Marilyn hung up without bothering to reply. For a long time, she stood in the kitchen by the phone, staring through the window. Outside, it no longer felt like spring. The wind had turned biting and dry; the daffodils, tricked by the warm weather, bent their faces to the ground. All across the garden, they lay prostrate, stems broken, yellow trumpets withered. Marilyn wiped the table and pulled the crossword puzzle toward her, trying to forget the amusement in Tom Lawson’s voice. The newsprint clung to the damp wood, and as she wrote in her first answer, the pen tore through the paper, leaving a blue “A” on the tabletop.
She took her car keys down from their hook and lifted her handbag from the entry table. At first she told herself she was just going out to clear her head. Despite the chill, she rolled the window down, and as she circled the lake once, twice, the breeze snaked its way beneath her hair to the nape of her neck. With your children and husband and all. She drove without thinking, all the way through Middlewood, past the campus and the grocery store and the roller rink, and only when she found herself turning into the hospital parking lot did she realize this was where she’d intended to come all along.
Inside, Marilyn settled in the corner of the waiting room. Someone had painted the room — walls, ceiling, doors — a pale, calming blue. White-hatted, white-skirted nurses glided in and out like clouds, bearing syringes of insulin, bottles of pills, rolls of gauze. Candy stripers buzzed by with carts of lunch trays. And the doctors: they strode unhurried through the bustle like jets cutting their steady way through the sky. Whenever they appeared, heads turned toward them; anxious husbands and hysterical mothers and tentative daughters stood up at their approach. They were all men, Marilyn noticed: Dr. Kenger, Dr. Gordon, Dr. McLenahan, Dr. Stone. What had made her think she could be one of them? It seemed as impossible as turning into a tiger.

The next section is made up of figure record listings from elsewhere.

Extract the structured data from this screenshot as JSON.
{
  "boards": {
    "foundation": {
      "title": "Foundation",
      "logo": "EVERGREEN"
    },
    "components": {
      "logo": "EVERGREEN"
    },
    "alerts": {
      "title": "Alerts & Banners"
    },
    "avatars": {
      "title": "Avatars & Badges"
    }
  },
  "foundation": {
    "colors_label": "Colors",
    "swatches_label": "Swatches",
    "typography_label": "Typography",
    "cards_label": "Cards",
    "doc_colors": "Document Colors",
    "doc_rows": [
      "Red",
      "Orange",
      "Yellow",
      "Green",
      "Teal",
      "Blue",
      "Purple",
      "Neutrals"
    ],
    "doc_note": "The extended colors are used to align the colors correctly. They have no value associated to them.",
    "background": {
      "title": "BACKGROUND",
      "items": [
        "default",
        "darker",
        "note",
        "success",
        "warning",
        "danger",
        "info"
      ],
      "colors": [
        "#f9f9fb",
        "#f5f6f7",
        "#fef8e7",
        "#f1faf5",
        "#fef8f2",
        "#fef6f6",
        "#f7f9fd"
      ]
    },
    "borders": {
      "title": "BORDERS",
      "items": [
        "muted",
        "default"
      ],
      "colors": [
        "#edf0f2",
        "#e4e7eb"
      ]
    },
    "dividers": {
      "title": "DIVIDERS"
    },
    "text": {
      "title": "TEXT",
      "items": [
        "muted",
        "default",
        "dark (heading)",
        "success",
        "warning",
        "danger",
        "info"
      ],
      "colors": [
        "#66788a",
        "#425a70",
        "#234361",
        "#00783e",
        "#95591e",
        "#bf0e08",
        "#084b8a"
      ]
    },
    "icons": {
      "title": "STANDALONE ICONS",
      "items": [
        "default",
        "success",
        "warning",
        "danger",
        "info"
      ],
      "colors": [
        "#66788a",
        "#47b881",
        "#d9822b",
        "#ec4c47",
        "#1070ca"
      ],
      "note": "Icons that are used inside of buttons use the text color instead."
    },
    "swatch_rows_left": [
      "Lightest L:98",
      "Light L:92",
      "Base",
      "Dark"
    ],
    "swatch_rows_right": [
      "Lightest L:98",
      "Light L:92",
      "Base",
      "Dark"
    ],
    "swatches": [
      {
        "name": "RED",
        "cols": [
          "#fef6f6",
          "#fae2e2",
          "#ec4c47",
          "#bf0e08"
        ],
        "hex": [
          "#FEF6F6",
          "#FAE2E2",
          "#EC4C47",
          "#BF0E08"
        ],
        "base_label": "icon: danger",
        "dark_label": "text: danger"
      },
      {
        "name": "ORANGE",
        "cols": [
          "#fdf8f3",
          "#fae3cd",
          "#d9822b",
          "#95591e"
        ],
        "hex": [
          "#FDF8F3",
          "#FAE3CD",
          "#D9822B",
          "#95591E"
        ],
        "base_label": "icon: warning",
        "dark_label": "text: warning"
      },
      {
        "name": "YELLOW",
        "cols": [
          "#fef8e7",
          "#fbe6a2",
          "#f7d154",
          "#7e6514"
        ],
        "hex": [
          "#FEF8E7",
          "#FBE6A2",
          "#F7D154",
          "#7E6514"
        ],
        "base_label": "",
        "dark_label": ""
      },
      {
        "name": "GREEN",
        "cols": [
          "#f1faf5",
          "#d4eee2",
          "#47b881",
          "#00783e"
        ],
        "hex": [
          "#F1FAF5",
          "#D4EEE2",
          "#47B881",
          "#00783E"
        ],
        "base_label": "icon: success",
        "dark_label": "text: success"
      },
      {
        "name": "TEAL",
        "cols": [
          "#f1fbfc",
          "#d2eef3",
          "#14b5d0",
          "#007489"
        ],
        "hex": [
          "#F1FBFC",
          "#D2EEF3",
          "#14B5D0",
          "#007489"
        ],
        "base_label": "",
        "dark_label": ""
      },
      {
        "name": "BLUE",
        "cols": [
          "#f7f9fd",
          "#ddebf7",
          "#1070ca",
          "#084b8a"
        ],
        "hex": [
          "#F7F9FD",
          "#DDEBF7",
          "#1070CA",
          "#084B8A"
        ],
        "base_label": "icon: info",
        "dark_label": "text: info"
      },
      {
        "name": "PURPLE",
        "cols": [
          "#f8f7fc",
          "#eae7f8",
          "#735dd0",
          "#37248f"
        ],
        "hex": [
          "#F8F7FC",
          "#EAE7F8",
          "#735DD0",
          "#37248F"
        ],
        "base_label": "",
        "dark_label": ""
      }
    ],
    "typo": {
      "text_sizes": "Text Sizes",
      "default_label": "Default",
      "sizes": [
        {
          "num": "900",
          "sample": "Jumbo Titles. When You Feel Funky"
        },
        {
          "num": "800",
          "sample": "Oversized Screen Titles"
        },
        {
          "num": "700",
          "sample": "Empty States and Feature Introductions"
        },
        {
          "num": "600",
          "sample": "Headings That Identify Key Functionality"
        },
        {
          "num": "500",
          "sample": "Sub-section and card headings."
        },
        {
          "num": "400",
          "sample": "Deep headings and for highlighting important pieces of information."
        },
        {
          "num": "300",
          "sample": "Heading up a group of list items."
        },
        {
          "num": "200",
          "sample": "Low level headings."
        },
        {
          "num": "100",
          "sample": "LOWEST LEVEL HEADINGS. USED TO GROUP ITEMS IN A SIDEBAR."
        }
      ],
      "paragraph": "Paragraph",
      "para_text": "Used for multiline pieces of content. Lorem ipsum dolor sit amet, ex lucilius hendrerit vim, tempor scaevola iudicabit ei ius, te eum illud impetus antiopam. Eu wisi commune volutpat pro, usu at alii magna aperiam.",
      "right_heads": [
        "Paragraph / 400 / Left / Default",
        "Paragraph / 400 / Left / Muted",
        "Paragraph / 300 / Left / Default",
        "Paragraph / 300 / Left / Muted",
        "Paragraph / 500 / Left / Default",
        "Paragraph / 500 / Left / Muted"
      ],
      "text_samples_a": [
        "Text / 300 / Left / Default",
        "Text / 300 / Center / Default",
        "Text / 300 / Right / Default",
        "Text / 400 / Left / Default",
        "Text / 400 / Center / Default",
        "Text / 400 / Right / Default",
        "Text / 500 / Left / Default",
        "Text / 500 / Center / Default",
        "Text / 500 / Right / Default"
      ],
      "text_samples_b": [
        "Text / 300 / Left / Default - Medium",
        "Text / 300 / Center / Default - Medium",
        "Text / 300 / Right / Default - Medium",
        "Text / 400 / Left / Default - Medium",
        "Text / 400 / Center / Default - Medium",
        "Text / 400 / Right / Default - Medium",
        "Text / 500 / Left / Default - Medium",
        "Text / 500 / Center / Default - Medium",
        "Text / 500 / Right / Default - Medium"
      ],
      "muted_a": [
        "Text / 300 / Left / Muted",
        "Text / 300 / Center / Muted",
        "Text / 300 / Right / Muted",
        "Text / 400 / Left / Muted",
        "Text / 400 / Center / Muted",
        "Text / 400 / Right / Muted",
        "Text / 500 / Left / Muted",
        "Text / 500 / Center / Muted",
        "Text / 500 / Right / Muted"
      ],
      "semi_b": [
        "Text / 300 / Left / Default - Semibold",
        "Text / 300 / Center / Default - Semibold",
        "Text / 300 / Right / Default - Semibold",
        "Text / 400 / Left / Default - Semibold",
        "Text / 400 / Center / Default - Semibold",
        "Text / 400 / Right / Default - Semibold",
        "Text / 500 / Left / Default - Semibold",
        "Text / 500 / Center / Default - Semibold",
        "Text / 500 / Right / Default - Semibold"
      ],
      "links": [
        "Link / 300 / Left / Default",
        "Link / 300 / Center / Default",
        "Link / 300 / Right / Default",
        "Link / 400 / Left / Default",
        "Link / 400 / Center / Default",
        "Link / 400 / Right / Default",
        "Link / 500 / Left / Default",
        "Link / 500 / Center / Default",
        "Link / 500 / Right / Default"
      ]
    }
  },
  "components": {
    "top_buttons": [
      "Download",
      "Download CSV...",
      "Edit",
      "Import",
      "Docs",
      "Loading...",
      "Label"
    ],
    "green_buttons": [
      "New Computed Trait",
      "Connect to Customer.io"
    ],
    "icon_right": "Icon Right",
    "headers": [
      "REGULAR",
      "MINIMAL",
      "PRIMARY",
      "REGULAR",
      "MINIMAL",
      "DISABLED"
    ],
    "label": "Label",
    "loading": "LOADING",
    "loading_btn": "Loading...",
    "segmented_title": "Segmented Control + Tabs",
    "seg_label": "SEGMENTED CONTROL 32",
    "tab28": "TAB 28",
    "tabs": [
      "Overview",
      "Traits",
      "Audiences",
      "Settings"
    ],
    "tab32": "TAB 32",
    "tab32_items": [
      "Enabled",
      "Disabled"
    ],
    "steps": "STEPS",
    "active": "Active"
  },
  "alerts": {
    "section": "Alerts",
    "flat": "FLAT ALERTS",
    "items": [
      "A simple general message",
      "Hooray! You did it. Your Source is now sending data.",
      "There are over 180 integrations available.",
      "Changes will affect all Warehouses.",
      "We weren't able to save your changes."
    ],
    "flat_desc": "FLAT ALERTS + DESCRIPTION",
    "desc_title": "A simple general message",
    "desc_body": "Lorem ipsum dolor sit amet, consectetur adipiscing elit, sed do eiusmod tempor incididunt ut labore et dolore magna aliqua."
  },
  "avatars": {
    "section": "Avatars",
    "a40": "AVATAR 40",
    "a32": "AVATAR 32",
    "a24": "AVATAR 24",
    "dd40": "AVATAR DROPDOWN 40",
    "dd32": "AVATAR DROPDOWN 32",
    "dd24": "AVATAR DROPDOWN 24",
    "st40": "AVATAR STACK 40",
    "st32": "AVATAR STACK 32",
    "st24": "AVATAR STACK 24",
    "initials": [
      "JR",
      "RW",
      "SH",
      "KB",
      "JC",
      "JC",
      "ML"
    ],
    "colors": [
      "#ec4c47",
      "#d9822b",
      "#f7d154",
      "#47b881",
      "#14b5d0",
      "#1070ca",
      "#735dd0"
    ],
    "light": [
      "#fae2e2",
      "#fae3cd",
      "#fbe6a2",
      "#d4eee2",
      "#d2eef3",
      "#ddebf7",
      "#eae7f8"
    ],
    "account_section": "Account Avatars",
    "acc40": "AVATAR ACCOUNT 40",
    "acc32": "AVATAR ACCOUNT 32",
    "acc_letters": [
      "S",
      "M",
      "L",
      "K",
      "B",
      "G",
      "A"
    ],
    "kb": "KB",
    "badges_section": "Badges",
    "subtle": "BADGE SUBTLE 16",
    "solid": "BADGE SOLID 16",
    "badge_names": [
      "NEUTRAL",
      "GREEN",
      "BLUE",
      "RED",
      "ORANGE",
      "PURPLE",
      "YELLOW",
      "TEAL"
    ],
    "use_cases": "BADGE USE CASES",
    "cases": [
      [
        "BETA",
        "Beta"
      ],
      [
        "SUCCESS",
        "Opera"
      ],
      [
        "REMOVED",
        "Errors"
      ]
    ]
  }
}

Then, through the double doors from the emergency room: a slender dark-haired figure, hair pulled back in a neat bun. For a moment, Marilyn could not place her. “Dr. Wolff,” one of the nurses called, lifting a clipboard from the counter, and Dr. Wolff crossed the room to take it, her heels clack-clacking on the linoleum. Marilyn had seen Janet Wolff only once or twice since she’d moved in a month before, but she would not have recognized her anyway. She had heard that Janet Wolff worked at the hospital — Vivian Allen, leaning over the garden fence, had whispered about late shifts, the Wolff boy left to run wild — but she had pictured a secretary, a nurse. Not this graceful woman, no older than she, tall in black slacks, a white doctor’s coat loose around her slim frame. This Dr. Wolff, a stethoscope looped around her neck like a shining silver necklace, who with expert hands touched and turned the bruised wrist of a workman, who called clear and confident across the room, “Dr. Gordon, may I have a word with you about your patient, please?” And Dr. Gordon put down his clipboard, and came.
It was not her imagination. Everyone repeated it, like a mantra. Dr. Wolff. Dr. Wolff. Dr. Wolff. The nurses, bottles of penicillin in hand: “Dr. Wolff, a quick question.” The candy stripers, as they passed by: “Good morning, Dr. Wolff.” Most miraculous of all, the other doctors: “Dr. Wolff, could I ask your opinion, please?” “Dr. Wolff, you’re needed in patient room two.” Only then did Marilyn finally believe.
How was it possible? How had she managed it? She thought of her mother’s cookbook: Make somebody happy today — bake a cake! Bake a cake — have a party. Bake a cake to take to a party. Bake a cake just because you feel good today. She pictured her mother creaming shortening and sugar, sifting flour, greasing a pan. Is there anything that gives you a deeper sense of satisfaction? There was Janet Wolff striding across the hospital waiting room, her coat so white it glowed.